Las rutas comerciales por el Mediterráneo

Durante la Edad Media, comienza la expansión de la Corona catalanoaragonesa por mar que fundamentará un auténtico imperio comercial. Jaime I la inicia conquistando las islas Baleares y Valencia. Sus sucesores amplían las tierras conquistadas hasta Alejandría y Bizancio y, por tanto, abren nuevas rutas comerciales. En el siglo XV, época de máximo esplendor, había setenta y cinco consulados de mar.

Las principales rutas comerciales de la época eran:

Ruta de poniente: ruta que ligaba Barcelona con los puertos europeos de Brujas y en menor medida con Londres. Exportaban tanto productos propios y del resto de territorios de la corona, como mercancías previamente importadas a través de la ruta de levante. Las mercancías que llegaban al puerto de Barcelona procedentes de la ruta de poniente eran básicamente los paños de lana y los metales. Con el hierro desembarcado se fabricaban armas, armaduras y corazas que se exportaban a otros puertos del Mediterráneo.

Ruta de levante: esta ruta fue la más importante para los mercaderes catalanes desde el punto de vista económico. Los puertos de destino de esta ruta eran fundamentalmente Beirut, Alejandría y Constantinopla. Estas rutas facilitaban el contacto entre las rutas asiáticas con el norte de Europa, siendo el Mediterráneo un núcleo importantísimo de comercio. Desde el centro y el este de Asia, recorriendo miles de kilómetros de territorios inhóspitos, llegaban productos exóticos como la seda y las especias.
Los principales puertos de escala hasta Barcelona de la ruta de las especies eran Candia, Palermo y Messina (Sicilia) y después Alguer (Cerdeña).

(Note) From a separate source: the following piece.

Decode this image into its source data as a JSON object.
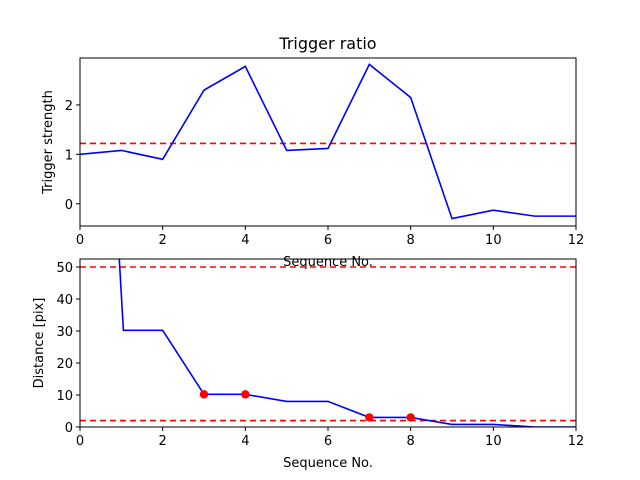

En cuanto a la navegación, la época medieval se caracterizó por la separación de la vela latina de la atlántica o nórdica, y fueron el pueblo vikingo con sus naves llamadas drakkars -dragones- o snekars -serpientes-, el primero que se extendió por el Atlántico y llegar a América, Islandia, Groenlandia ... la unión de ambas tradiciones permitió la existencia de gran variedad de naves en formas y tamaños como la coca, utilizada en la época de expansión comercial catalana por el Mediterráneo.